Saturday, June 19, 2010


I missed an opportunity to give some of my money to a boy this past week.  He had curly hair and halfway-hurt puppy-dog eyes.  A bit wispy for my tastes, but still, a couple of twenties might have made his eyes shine prettily on me for a few seconds.  Instead, I got a look that was somewhere between dejected and offended when I said I would not be contributing any money to help in the Gulf of Mexico's cleanup.

It might have been the Natural Resources Defense Council he was seeking members for.  I can't remember.  I have no doubt that it was a good cause, responsible and legitimate.  Mostly I didn't contribute or join because I didn't have money on me.   But for a while now, I have stopped contributing to charities.

Five years.

The last time I gave--and gave sacrificially--was to help New Orleans, a city I love dearly.  I donated a chunk of my Visa card to the Red Cross--and to another organization that expressly intended to help New Orleanians who are lesbian, gay, bisexual, and transgendered (partly because my understanding was that the Red Cross has had a bumpy past with the LGBT communities--an understanding that has been challenged since then by a gay friend who works--or worked--at the Red Cross).

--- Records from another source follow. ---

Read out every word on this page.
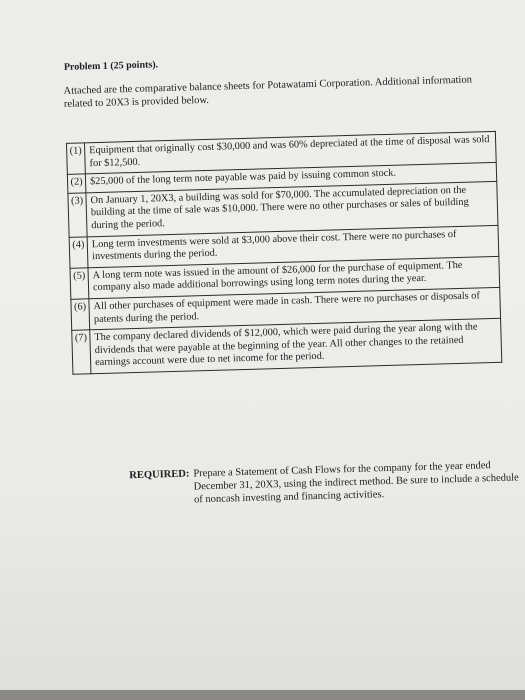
Problem 1 (25 points).
Attached are the comparative balance sheets for Potawatami Corporation. Additional information related to 20X3 is provided below.
(1)	Equipment that originally cost $30,000 and was 60% depreciated at the time of disposal was sold for $12,500.
(2)	$25,000 of the long term note payable was paid by issuing common stock.
(3)	On January 1, 20X3, a building was sold for $70,000. The accumulated depreciation on the building at the time of sale was $10,000. There were no other purchases or sales of building during the period.
(4)	Long term investments were sold at $3,000 above their cost. There were no purchases of investments during the period.
(5)	A long term note was issued in the amount of $26,000 for the purchase of equipment. The company also made additional borrowings using long term notes during the year.
(6)	All other purchases of equipment were made in cash. There were no purchases or disposals of patents during the period.
(7)	The company declared dividends of $12,000, which were paid during the year along with the dividends that were payable at the beginning of the year. All other changes to the retained earnings account were due to net income for the period.
REQUIRED: Prepare a Statement of Cash Flows for the company for the year ended December 31, 20X3, using the indirect method. Be sure to include a schedule of noncash investing and financing activities.
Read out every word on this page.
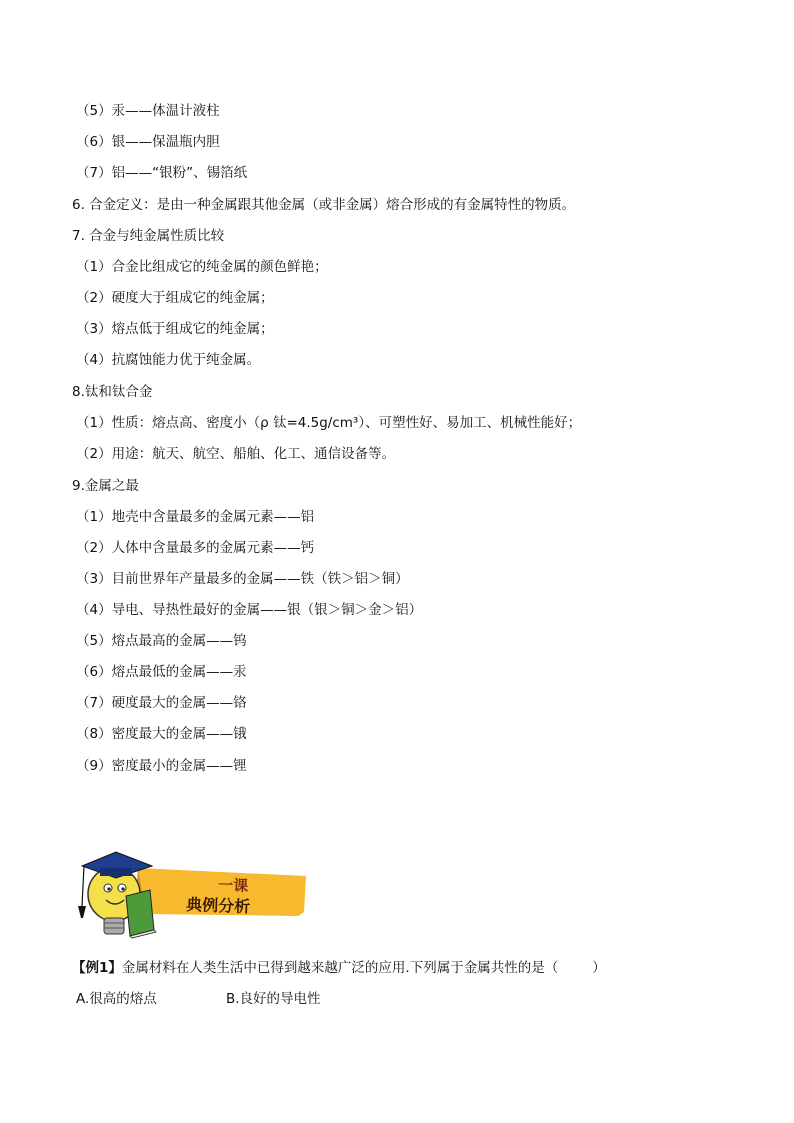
（5）汞——体温计液柱
（6）银——保温瓶内胆
（7）铝——“银粉”、锡箔纸
6. 合金定义：是由一种金属跟其他金属（或非金属）熔合形成的有金属特性的物质。
7. 合金与纯金属性质比较
（1）合金比组成它的纯金属的颜色鲜艳；
（2）硬度大于组成它的纯金属；
（3）熔点低于组成它的纯金属；
（4）抗腐蚀能力优于纯金属。
8.钛和钛合金
（1）性质：熔点高、密度小（ρ 钛=4.5g/cm³）、可塑性好、易加工、机械性能好；
（2）用途：航天、航空、船舶、化工、通信设备等。
9.金属之最
（1）地壳中含量最多的金属元素——铝
（2）人体中含量最多的金属元素——钙
（3）目前世界年产量最多的金属——铁（铁＞铝＞铜）
（4）导电、导热性最好的金属——银（银＞铜＞金＞铝）
（5）熔点最高的金属——钨
（6）熔点最低的金属——汞
（7）硬度最大的金属——铬
（8）密度最大的金属——锇
（9）密度最小的金属——锂
一课
典例分析
【例1】金属材料在人类生活中已得到越来越广泛的应用.下列属于金属共性的是（	）
A.很高的熔点	B.良好的导电性
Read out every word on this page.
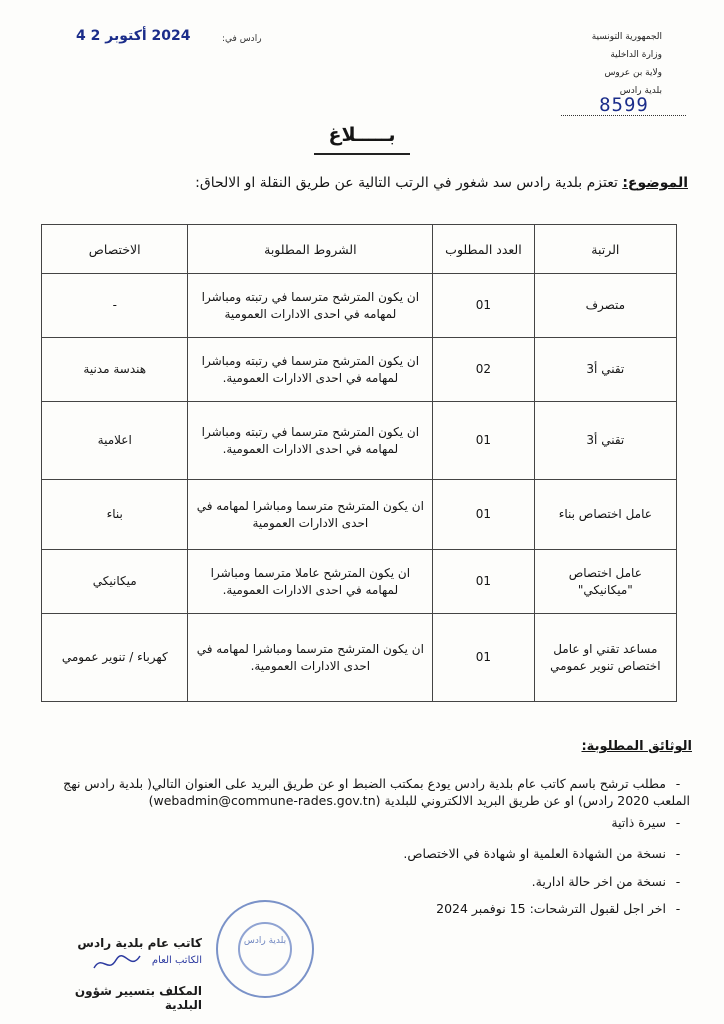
2024 أكتوبر 2 4	رادس في:	الجمهورية التونسية
وزارة الداخلية
ولاية بن عروس
بلدية رادس
8599
بـــــلاغ
الموضوع: تعتزم بلدية رادس سد شغور في الرتب التالية عن طريق النقلة او الالحاق:
الرتبة	العدد المطلوب	الشروط المطلوبة	الاختصاص
متصرف	01	ان يكون المترشح مترسما في رتبته ومباشرا لمهامه في احدى الادارات العمومية	-
تقني أ3	02	ان يكون المترشح مترسما في رتبته ومباشرا لمهامه في احدى الادارات العمومية.	هندسة مدنية
تقني أ3	01	ان يكون المترشح مترسما في رتبته ومباشرا لمهامه في احدى الادارات العمومية.	اعلامية
عامل اختصاص بناء	01	ان يكون المترشح مترسما ومباشرا لمهامه في احدى الادارات العمومية	بناء
عامل اختصاص "ميكانيكي"	01	ان يكون المترشح عاملا مترسما ومباشرا لمهامه في احدى الادارات العمومية.	ميكانيكي
مساعد تقني او عامل اختصاص تنوير عمومي	01	ان يكون المترشح مترسما ومباشرا لمهامه في احدى الادارات العمومية.	كهرباء / تنوير عمومي
الوثائق المطلوبة:
-مطلب ترشح باسم كاتب عام بلدية رادس يودع بمكتب الضبط او عن طريق البريد على العنوان التالي( بلدية رادس نهج الملعب 2020 رادس) او عن طريق البريد الالكتروني للبلدية (webadmin@commune-rades.gov.tn)
-سيرة ذاتية
-نسخة من الشهادة العلمية او شهادة في الاختصاص.
-نسخة من اخر حالة ادارية.
-اخر اجل لقبول الترشحات: 15 نوفمبر 2024
بلدية رادس
كاتب عام بلدية رادس
الكاتب العام
المكلف بتسيير شؤون البلدية
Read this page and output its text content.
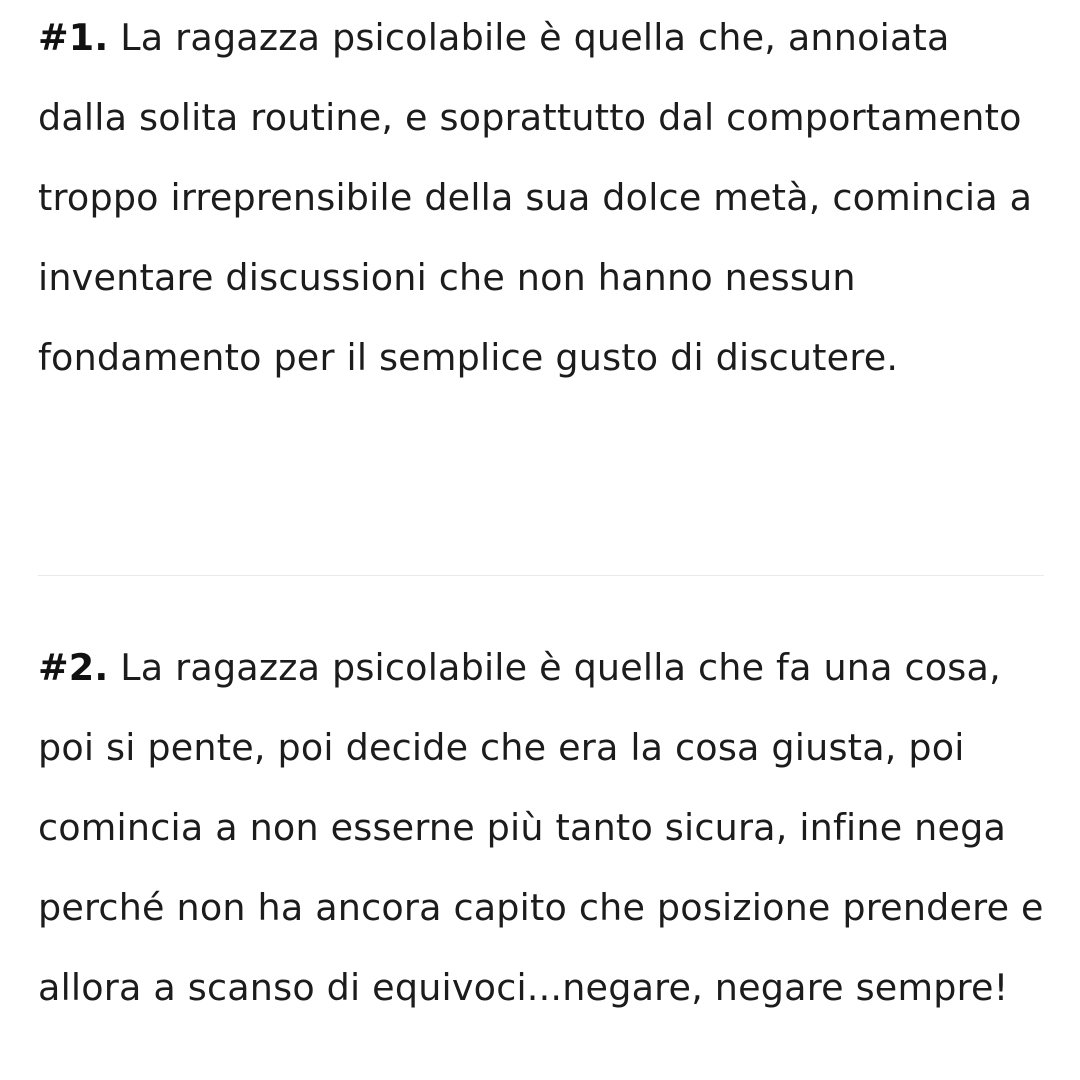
#1. La ragazza psicolabile è quella che, annoiata dalla solita routine, e soprattutto dal comportamento troppo irreprensibile della sua dolce metà, comincia a inventare discussioni che non hanno nessun fondamento per il semplice gusto di discutere.

#2. La ragazza psicolabile è quella che fa una cosa, poi si pente, poi decide che era la cosa giusta, poi comincia a non esserne più tanto sicura, infine nega perché non ha ancora capito che posizione prendere e allora a scanso di equivoci...negare, negare sempre!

At first I thought the boy was asking for signatures, as he rattled off his prepared spiel.  Now a signature I would have given him--even a phone number.  But money is a different matter.  The phrase "blood from a turnip" springs to mind, but then so does "a cold day in hell."

I love the Gulf of Mexico.  The most beautiful beach I have ever seen is the white sands of Pensacola Beach, in 1987.  And, as I said, I do not doubt that the organization the boy represented was (is) legitimate.

It's not that I'm a defender of BP or a drill-baby-drill conservative (so ironic, isn't it, that the only things conservatives tend not to want to conserve is the planet they live on and the government of the nation for which the flag they would never burn stands, the same government established in the Constitution they interpret so strictly constructionistically sometimes).

I don't doubt that, had I just been paid, the boy's dark eyes would have melted me, and I would have given him everything I had just to belong to whatever it is he belongs to.

But I don't give to the Human Rights Campaign anymore, or to, or to the Democratic Party, or to NPR.  I've given to all of them in the past and still they harangue me for more.  Who can blame them?  They need the money.  They can do all kinds of good things with it that I can't do.  And prior donations of $20 or so have convinced them that there's more where that came from.

I will still sign things.  Just ask me.  I refuse fewer than a third of the requests I get for a signature.

I am especially reluctant to support financially organizations that lobby Congress.  I'm tired of lobbying.  It's no longer enough just to write letters to one's representatives.  It's no longer enough just to vote.  Now it's imperative to send money to organizations that know where and when to pass over a small bundle of unmarked bills to get a favorable vote ... to save the environment, to counteract the religious right, to counteract the greedy corporations, to find somebody who will say a few kind and tolerant words about apostates and homosexuals like me.

I can't see the point of paying elected officials something extra to do the right thing.  I realize the real politics roll on money.  But the thing is I don't have a whole lot of money.  Not only do the bad guys (BP, the Mormon Church, Wall Street) have more of it than I do ... so do the elected officials whose palm is out for some greasing.

So I will keep my money ... unless, that is, I have some in my pocket when somebody pretty with curly hair and sad eyes asks me for it ... and then I may ask if, at the very least, I may stuff the bills into the waistband of his Ginch Gonch.